Africa's growing middle class opens doors for health insurance industry
“With an average annual growth rate forecast of 6% for Africa’s 54 countries in 2035, the continent is alive with opportunity,” says Andrew Schwulst, CEO of health insurance provider, Liberty Health. “The growing presence of large corporates in Africa is a welcome boost for job creation and local economies. Economic growth directly translates into a growing workforce – this is good news for insurance companies.”
The most recent Global Economic Prospects Report by the World Bank shows that 54 African economies collectively grew on average by 3,4% last year.

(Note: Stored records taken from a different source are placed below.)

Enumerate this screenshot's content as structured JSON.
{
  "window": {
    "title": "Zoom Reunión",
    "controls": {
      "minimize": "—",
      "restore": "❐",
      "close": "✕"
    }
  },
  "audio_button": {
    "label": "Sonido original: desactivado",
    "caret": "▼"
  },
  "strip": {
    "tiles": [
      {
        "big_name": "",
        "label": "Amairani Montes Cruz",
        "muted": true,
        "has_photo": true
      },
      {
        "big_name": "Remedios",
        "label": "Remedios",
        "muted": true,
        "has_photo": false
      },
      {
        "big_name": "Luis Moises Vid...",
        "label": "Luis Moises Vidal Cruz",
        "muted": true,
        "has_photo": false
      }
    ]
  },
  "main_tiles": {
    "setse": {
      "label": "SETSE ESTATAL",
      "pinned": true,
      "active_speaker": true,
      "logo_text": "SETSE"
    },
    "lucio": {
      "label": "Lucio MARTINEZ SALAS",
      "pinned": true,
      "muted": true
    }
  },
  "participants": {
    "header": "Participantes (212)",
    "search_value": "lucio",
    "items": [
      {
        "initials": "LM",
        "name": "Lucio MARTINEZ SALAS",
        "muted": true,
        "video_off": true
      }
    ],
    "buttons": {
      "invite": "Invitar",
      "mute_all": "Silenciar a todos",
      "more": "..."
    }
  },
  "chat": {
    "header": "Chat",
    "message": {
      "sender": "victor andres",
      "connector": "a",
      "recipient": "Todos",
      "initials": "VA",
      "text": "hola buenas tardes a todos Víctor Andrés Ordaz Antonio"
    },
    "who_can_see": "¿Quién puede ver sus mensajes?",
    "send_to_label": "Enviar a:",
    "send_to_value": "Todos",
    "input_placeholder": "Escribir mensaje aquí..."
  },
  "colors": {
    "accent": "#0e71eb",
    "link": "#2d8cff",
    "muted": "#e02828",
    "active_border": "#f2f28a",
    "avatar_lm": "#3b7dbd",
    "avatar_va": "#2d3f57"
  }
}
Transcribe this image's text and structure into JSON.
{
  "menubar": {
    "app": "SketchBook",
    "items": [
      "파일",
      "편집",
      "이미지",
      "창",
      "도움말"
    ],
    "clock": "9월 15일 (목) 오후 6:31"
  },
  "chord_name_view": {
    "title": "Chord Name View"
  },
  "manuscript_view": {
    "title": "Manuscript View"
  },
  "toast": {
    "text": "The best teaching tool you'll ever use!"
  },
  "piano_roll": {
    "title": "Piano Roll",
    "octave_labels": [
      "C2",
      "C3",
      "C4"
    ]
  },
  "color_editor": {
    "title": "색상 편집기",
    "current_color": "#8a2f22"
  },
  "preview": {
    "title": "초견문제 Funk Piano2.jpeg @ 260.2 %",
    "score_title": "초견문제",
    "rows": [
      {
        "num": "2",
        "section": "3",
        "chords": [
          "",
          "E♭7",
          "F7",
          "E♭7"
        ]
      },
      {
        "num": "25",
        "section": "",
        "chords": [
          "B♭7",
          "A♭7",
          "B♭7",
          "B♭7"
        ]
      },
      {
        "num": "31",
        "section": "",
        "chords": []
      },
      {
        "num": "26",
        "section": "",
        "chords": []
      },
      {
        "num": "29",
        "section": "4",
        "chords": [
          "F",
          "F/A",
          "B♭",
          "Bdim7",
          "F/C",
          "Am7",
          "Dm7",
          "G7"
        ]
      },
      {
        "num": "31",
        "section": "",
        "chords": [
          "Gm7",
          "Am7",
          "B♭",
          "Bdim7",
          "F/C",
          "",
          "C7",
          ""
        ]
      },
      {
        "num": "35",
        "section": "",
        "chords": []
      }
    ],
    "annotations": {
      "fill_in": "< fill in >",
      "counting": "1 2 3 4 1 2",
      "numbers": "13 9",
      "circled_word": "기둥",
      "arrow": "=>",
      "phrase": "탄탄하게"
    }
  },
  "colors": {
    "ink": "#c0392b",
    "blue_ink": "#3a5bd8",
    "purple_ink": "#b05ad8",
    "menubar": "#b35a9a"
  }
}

Whilst this is lower than previous years, Africa's average growth rate exceeds expansions recorded in the United States (1,9%), Europe's Eurozone (0,4%), Australia (0,7%), or even the world (2,.4%). Top African performers last year, were Ethiopia (10,2%), Ivory Coast (8,4%), the Democratic Republic of Congo (8%), Rwanda (7,4%), and Tanzania (7,2%).
Apart from improved macroeconomic conditions, factors like increased urbanisation and reformed government policies are also boosting people's spending power and spending habits. “Africa’s middle-class growth trajectory is evident in consumer spending habits, with increased focus on retail, telecommunications, financial services and healthcare,” says Schwulst.
The International Monetary Fund (IMF) projects that the number of African’s entering the workplace will exceed that of the rest of the world combined. “The increased demand for goods and services is also attributed to the growth of small and medium-sized enterprises. Health insurance providers in Africa are yet to fully tap into the SME market.”
“One size does not fit all. Our innovative pan-African product suite provides a range of options to choose from. These enable our multi-national clients to offer their staff a consistent value proposition across the continent, whilst allowing for local nuances,” says Schwulst.